After 4,623 orbits, astronaut Peggy Whitson to return to Earth with new records
When she lands on Sunday morning, she would have spent a total 665 days in space, the longest by any American.
Astronaut Peggy Whitson, who holds the record for most spacewalks by a woman, is set to leave the International Space Station and return to Earth after completing a 228-day mission.
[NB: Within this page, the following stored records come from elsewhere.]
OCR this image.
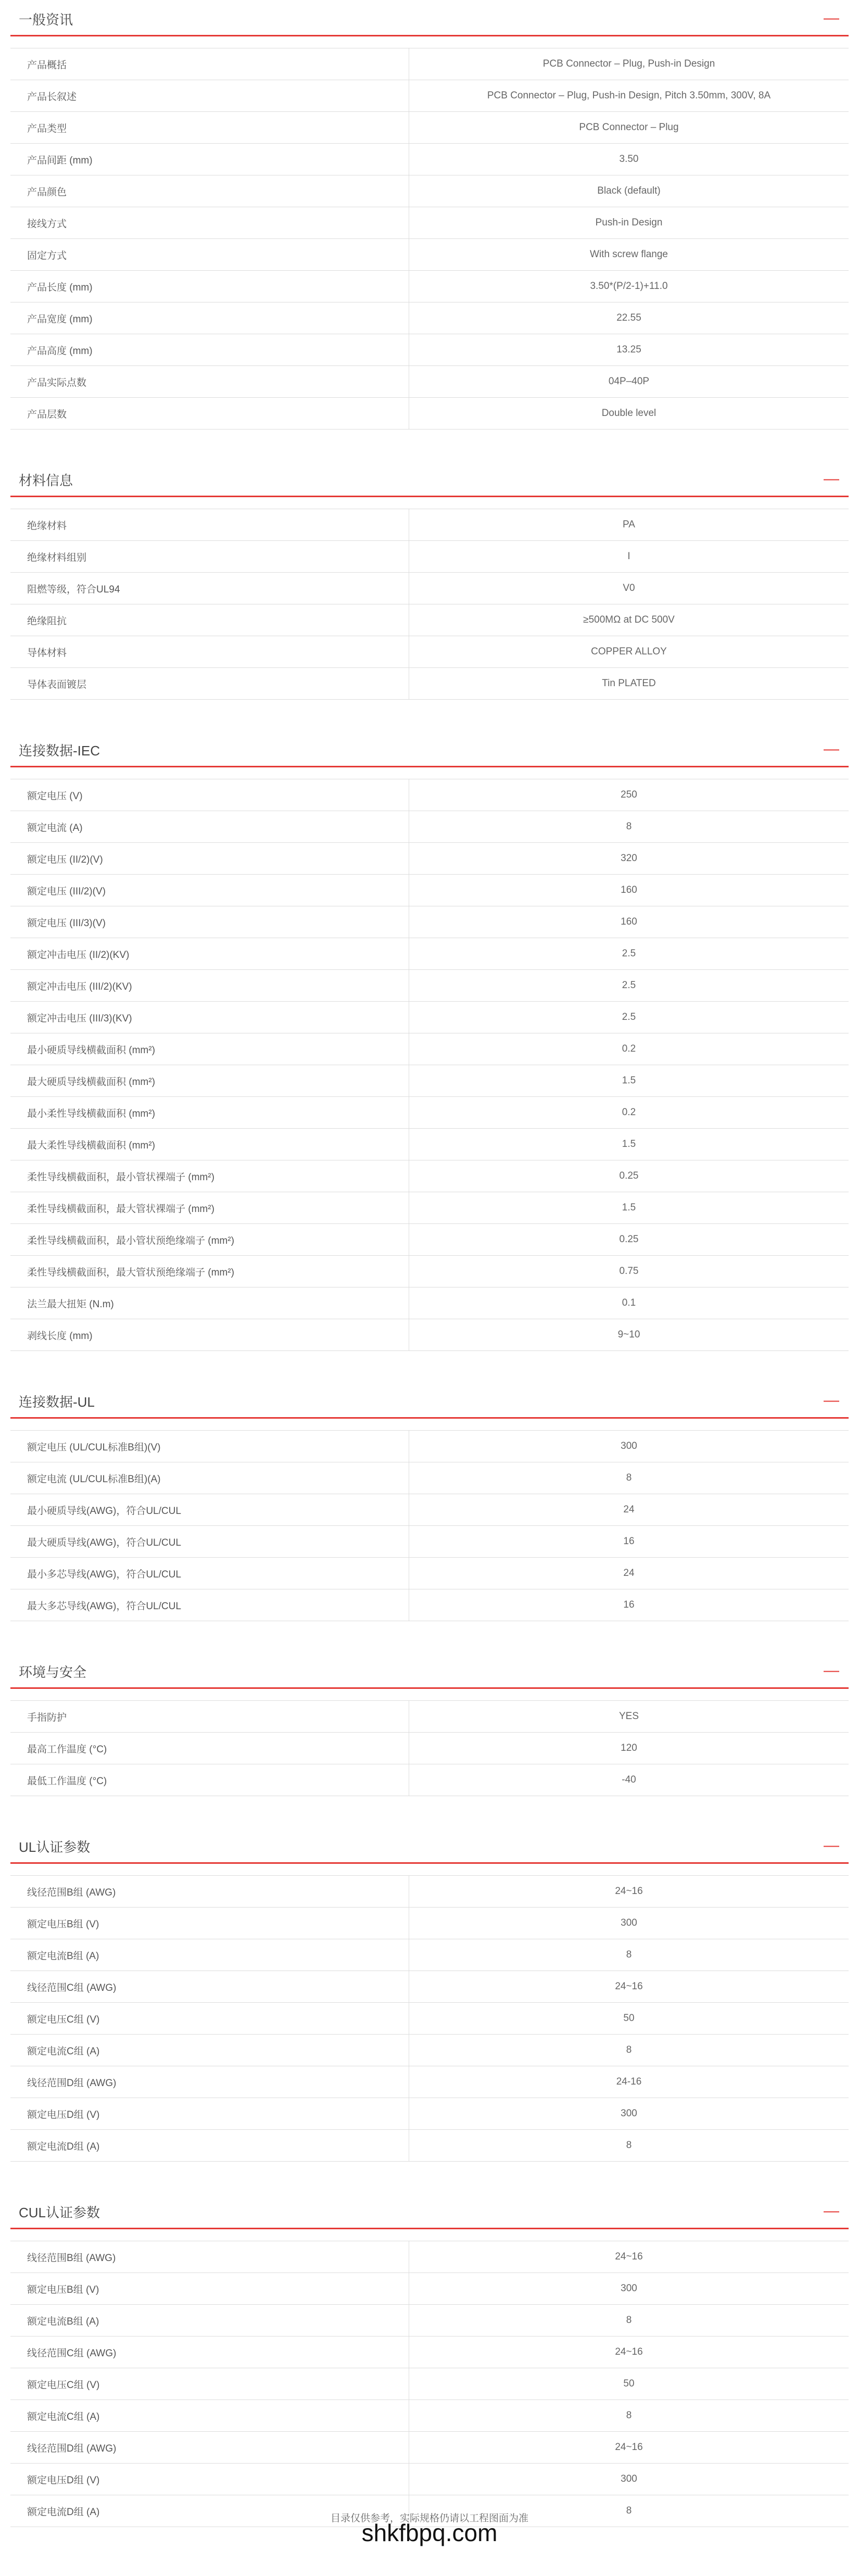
一般资讯	—
产品概括	PCB Connector – Plug, Push-in Design
产品长叙述	PCB Connector – Plug, Push-in Design, Pitch 3.50mm, 300V, 8A
产品类型	PCB Connector – Plug
产品间距 (mm)	3.50
产品颜色	Black (default)
接线方式	Push-in Design
固定方式	With screw flange
产品长度 (mm)	3.50*(P/2-1)+11.0
产品宽度 (mm)	22.55
产品高度 (mm)	13.25
产品实际点数	04P–40P
产品层数	Double level
材料信息	—
绝缘材料	PA
绝缘材料组别	I
阻燃等级，符合UL94	V0
绝缘阻抗	≥500MΩ at DC 500V
导体材料	COPPER ALLOY
导体表面镀层	Tin PLATED
连接数据-IEC	—
额定电压 (V)	250
额定电流 (A)	8
额定电压 (II/2)(V)	320
额定电压 (III/2)(V)	160
额定电压 (III/3)(V)	160
额定冲击电压 (II/2)(KV)	2.5
额定冲击电压 (III/2)(KV)	2.5
额定冲击电压 (III/3)(KV)	2.5
最小硬质导线横截面积 (mm²)	0.2
最大硬质导线横截面积 (mm²)	1.5
最小柔性导线横截面积 (mm²)	0.2
最大柔性导线横截面积 (mm²)	1.5
柔性导线横截面积，最小管状裸端子 (mm²)	0.25
柔性导线横截面积，最大管状裸端子 (mm²)	1.5
柔性导线横截面积，最小管状预绝缘端子 (mm²)	0.25
柔性导线横截面积，最大管状预绝缘端子 (mm²)	0.75
法兰最大扭矩 (N.m)	0.1
剥线长度 (mm)	9~10
连接数据-UL	—
额定电压 (UL/CUL标准B组)(V)	300
额定电流 (UL/CUL标准B组)(A)	8
最小硬质导线(AWG)，符合UL/CUL	24
最大硬质导线(AWG)，符合UL/CUL	16
最小多芯导线(AWG)，符合UL/CUL	24
最大多芯导线(AWG)，符合UL/CUL	16
环境与安全	—
手指防护	YES
最高工作温度 (°C)	120
最低工作温度 (°C)	-40
UL认证参数	—
线径范围B组 (AWG)	24~16
额定电压B组 (V)	300
额定电流B组 (A)	8
线径范围C组 (AWG)	24~16
额定电压C组 (V)	50
额定电流C组 (A)	8
线径范围D组 (AWG)	24-16
额定电压D组 (V)	300
额定电流D组 (A)	8
CUL认证参数	—
线径范围B组 (AWG)	24~16
额定电压B组 (V)	300
额定电流B组 (A)	8
线径范围C组 (AWG)	24~16
额定电压C组 (V)	50
额定电流C组 (A)	8
线径范围D组 (AWG)	24~16
额定电压D组 (V)	300
额定电流D组 (A)	8
目录仅供参考，实际规格仍请以工程图面为准
shkfbpq.com
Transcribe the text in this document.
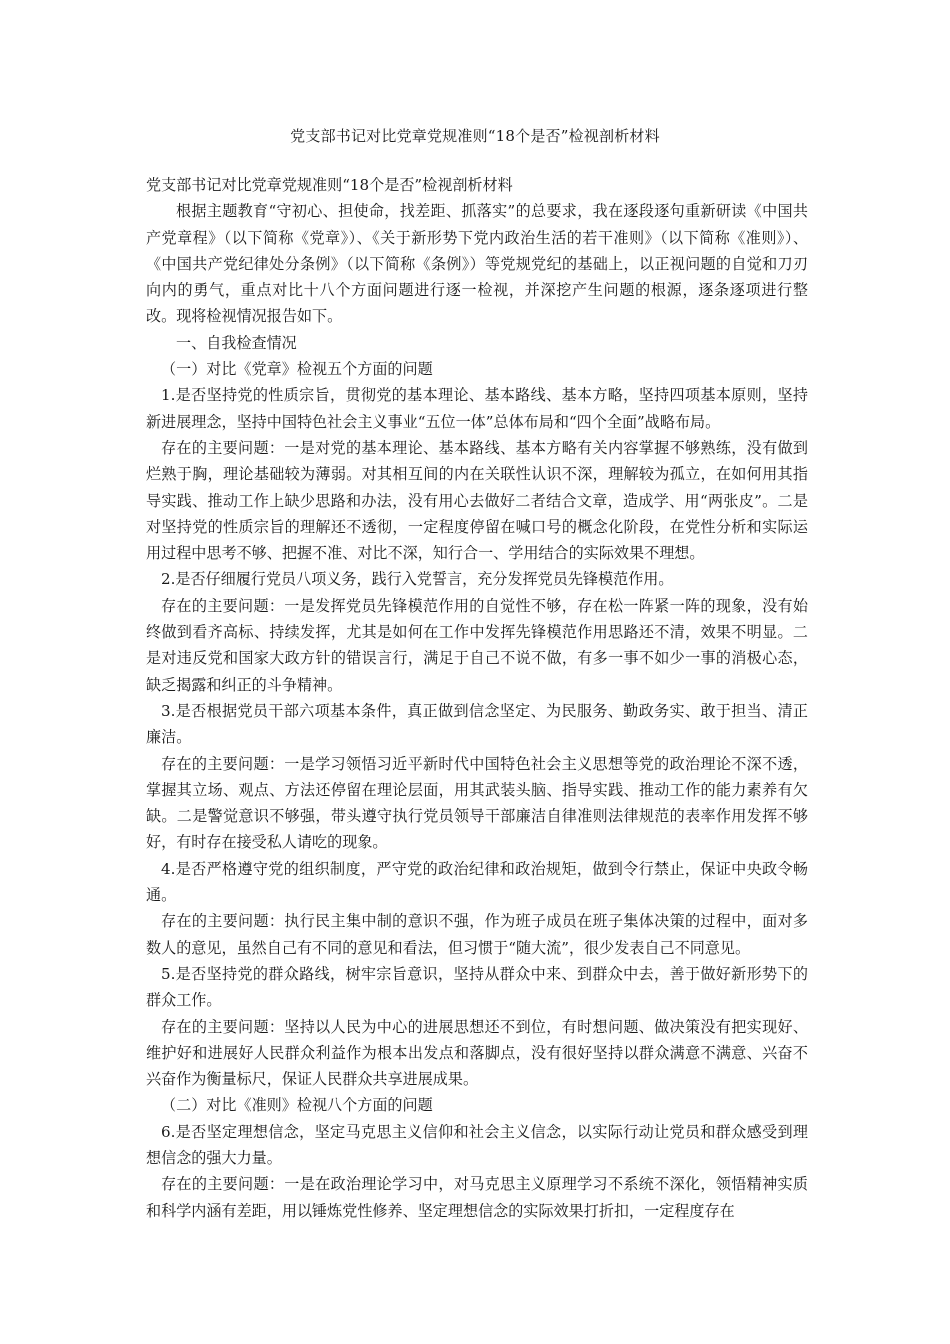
党支部书记对比党章党规准则“18个是否”检视剖析材料

党支部书记对比党章党规准则“18个是否”检视剖析材料

根据主题教育“守初心、担使命，找差距、抓落实”的总要求，我在逐段逐句重新研读《中国共产党章程》（以下简称《党章》）、《关于新形势下党内政治生活的若干准则》（以下简称《准则》）、《中国共产党纪律处分条例》（以下简称《条例》）等党规党纪的基础上，以正视问题的自觉和刀刃向内的勇气，重点对比十八个方面问题进行逐一检视，并深挖产生问题的根源，逐条逐项进行整改。现将检视情况报告如下。

一、自我检查情况

（一）对比《党章》检视五个方面的问题

1.是否坚持党的性质宗旨，贯彻党的基本理论、基本路线、基本方略，坚持四项基本原则，坚持新进展理念，坚持中国特色社会主义事业“五位一体”总体布局和“四个全面”战略布局。

存在的主要问题：一是对党的基本理论、基本路线、基本方略有关内容掌握不够熟练，没有做到烂熟于胸，理论基础较为薄弱。对其相互间的内在关联性认识不深，理解较为孤立，在如何用其指导实践、推动工作上缺少思路和办法，没有用心去做好二者结合文章，造成学、用“两张皮”。二是对坚持党的性质宗旨的理解还不透彻，一定程度停留在喊口号的概念化阶段，在党性分析和实际运用过程中思考不够、把握不准、对比不深，知行合一、学用结合的实际效果不理想。

2.是否仔细履行党员八项义务，践行入党誓言，充分发挥党员先锋模范作用。

存在的主要问题：一是发挥党员先锋模范作用的自觉性不够，存在松一阵紧一阵的现象，没有始终做到看齐高标、持续发挥，尤其是如何在工作中发挥先锋模范作用思路还不清，效果不明显。二是对违反党和国家大政方针的错误言行，满足于自己不说不做，有多一事不如少一事的消极心态，缺乏揭露和纠正的斗争精神。

3.是否根据党员干部六项基本条件，真正做到信念坚定、为民服务、勤政务实、敢于担当、清正廉洁。

存在的主要问题：一是学习领悟习近平新时代中国特色社会主义思想等党的政治理论不深不透，掌握其立场、观点、方法还停留在理论层面，用其武装头脑、指导实践、推动工作的能力素养有欠缺。二是警觉意识不够强，带头遵守执行党员领导干部廉洁自律准则法律规范的表率作用发挥不够好，有时存在接受私人请吃的现象。

4.是否严格遵守党的组织制度，严守党的政治纪律和政治规矩，做到令行禁止，保证中央政令畅通。

存在的主要问题：执行民主集中制的意识不强，作为班子成员在班子集体决策的过程中，面对多数人的意见，虽然自己有不同的意见和看法，但习惯于“随大流”，很少发表自己不同意见。

5.是否坚持党的群众路线，树牢宗旨意识，坚持从群众中来、到群众中去，善于做好新形势下的群众工作。

存在的主要问题：坚持以人民为中心的进展思想还不到位，有时想问题、做决策没有把实现好、维护好和进展好人民群众利益作为根本出发点和落脚点，没有很好坚持以群众满意不满意、兴奋不兴奋作为衡量标尺，保证人民群众共享进展成果。

（二）对比《准则》检视八个方面的问题

6.是否坚定理想信念，坚定马克思主义信仰和社会主义信念，以实际行动让党员和群众感受到理想信念的强大力量。

存在的主要问题：一是在政治理论学习中，对马克思主义原理学习不系统不深化，领悟精神实质和科学内涵有差距，用以锤炼党性修养、坚定理想信念的实际效果打折扣，一定程度存在
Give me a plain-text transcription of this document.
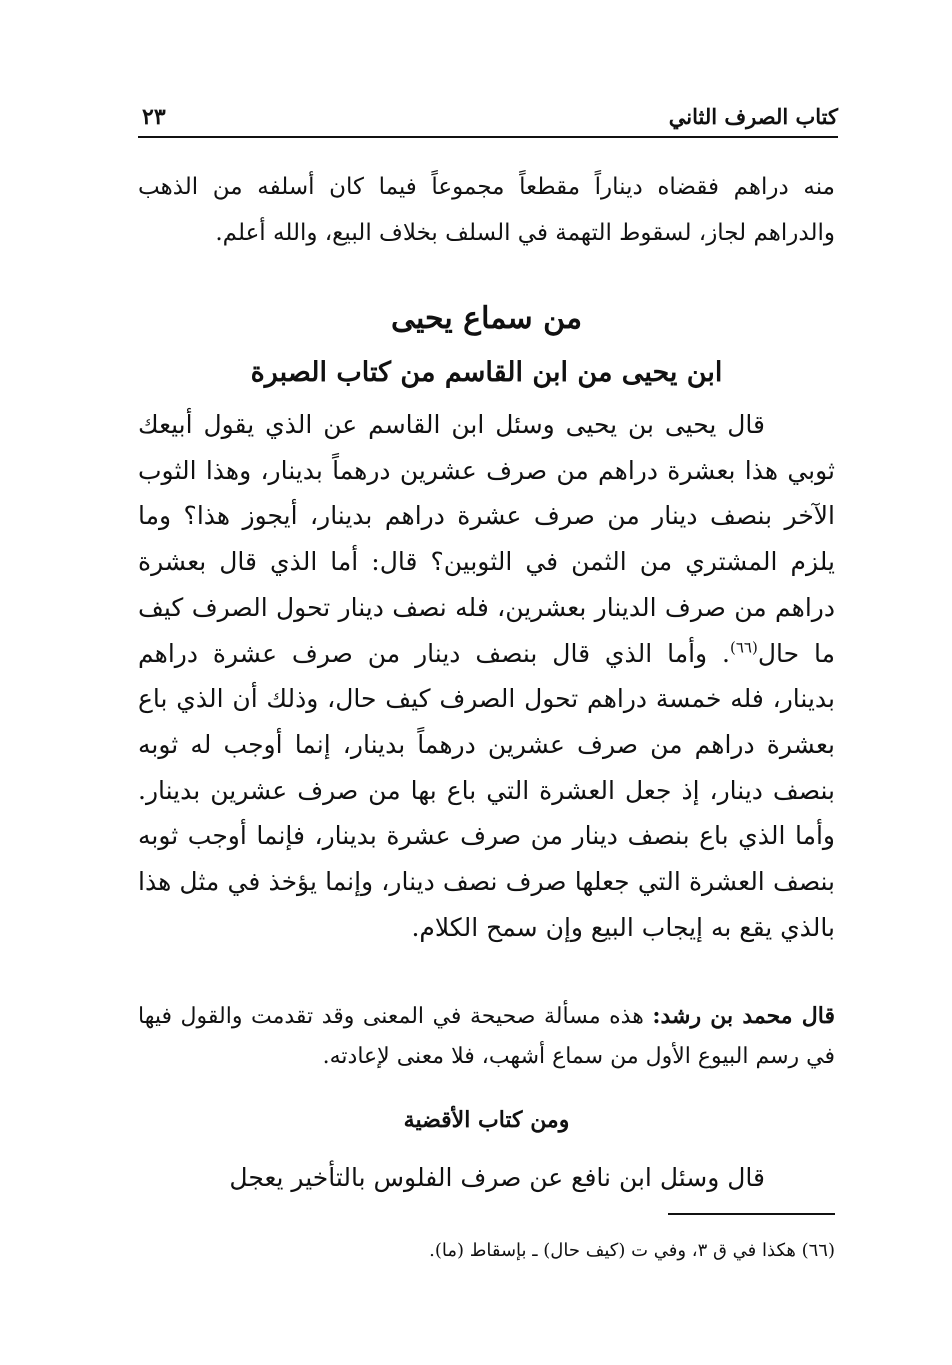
كتاب الصرف الثاني
٢٣

منه دراهم فقضاه ديناراً مقطعاً مجموعاً فيما كان أسلفه من الذهب والدراهم لجاز، لسقوط التهمة في السلف بخلاف البيع، والله أعلم.

من سماع يحيى
ابن يحيى من ابن القاسم من كتاب الصبرة

قال يحيى بن يحيى وسئل ابن القاسم عن الذي يقول أبيعك ثوبي هذا بعشرة دراهم من صرف عشرين درهماً بدينار، وهذا الثوب الآخر بنصف دينار من صرف عشرة دراهم بدينار، أيجوز هذا؟ وما يلزم المشتري من الثمن في الثوبين؟ قال: أما الذي قال بعشرة دراهم من صرف الدينار بعشرين، فله نصف دينار تحول الصرف كيف ما حال$^{(٦٦)}$. وأما الذي قال بنصف دينار من صرف عشرة دراهم بدينار، فله خمسة دراهم تحول الصرف كيف حال، وذلك أن الذي باع بعشرة دراهم من صرف عشرين درهماً بدينار، إنما أوجب له ثوبه بنصف دينار، إذ جعل العشرة التي باع بها من صرف عشرين بدينار. وأما الذي باع بنصف دينار من صرف عشرة بدينار، فإنما أوجب ثوبه بنصف العشرة التي جعلها صرف نصف دينار، وإنما يؤخذ في مثل هذا بالذي يقع به إيجاب البيع وإن سمح الكلام.

قال محمد بن رشد: هذه مسألة صحيحة في المعنى وقد تقدمت والقول فيها في رسم البيوع الأول من سماع أشهب، فلا معنى لإعادته.

ومن كتاب الأقضية

قال وسئل ابن نافع عن صرف الفلوس بالتأخير يعجل

(٦٦) هكذا في ق ٣، وفي ت (كيف حال) ـ بإسقاط (ما).
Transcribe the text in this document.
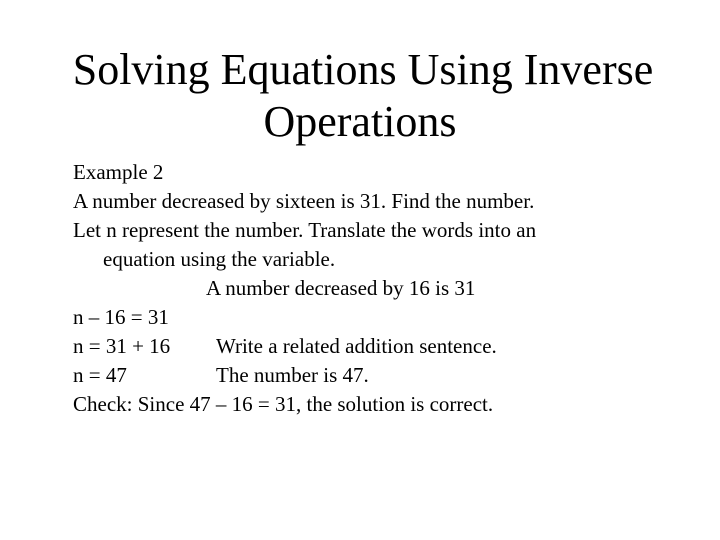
Solving Equations Using Inverse
Operations
Example 2
A number decreased by sixteen is 31. Find the number.
Let n represent the number. Translate the words into an
equation using the variable.
A number decreased by 16 is 31
n – 16 = 31
n = 31 + 16 Write a related addition sentence.
n = 47	The number is 47.
Check: Since 47 – 16 = 31, the solution is correct.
She is also the first woman to command the International Space Station twice.
Whitson and the rest of her Expedition 52 crew, Flight Engineer Jack Fischer of Nasa and Commander Fyodor Yurchikhin of Russian space agency Roscosmos, are expected to land in Kazakhstan at 7.22 am on Sunday, according to a statement released by the National Aeronautics and Space Administration on Friday.
The mission, which began in November 2016 and has spanned 4,623 orbits of Earth, is Whitson’s third long duration stint on the International Space Station. With this mission, she has spent a total 665 days in space, the longest by any American. This also places her eighth on the all-time endurance list, the agency said.
Whitson said she’s craving pizza and flush toilets. “Trust me, you don’t want to know the details,” she told AP in an email. When asked what she would miss the most about space, she said it would be the “freedom of floating and moving with the lightest of touch”, especially during the first few days after the return.
Yurchikhin and Fischer will complete 136 days in space as they only launched in April. Yurchikhin will now have a total of 673 days in space on five missions, ranking him in the seventh place on the all-time endurance list.
The Expedition 52 crew pursued “hundreds of experiments in biology, biotechnology, physical science and Earth science aboard humanity’s only orbiting laboratory,” Nasa said.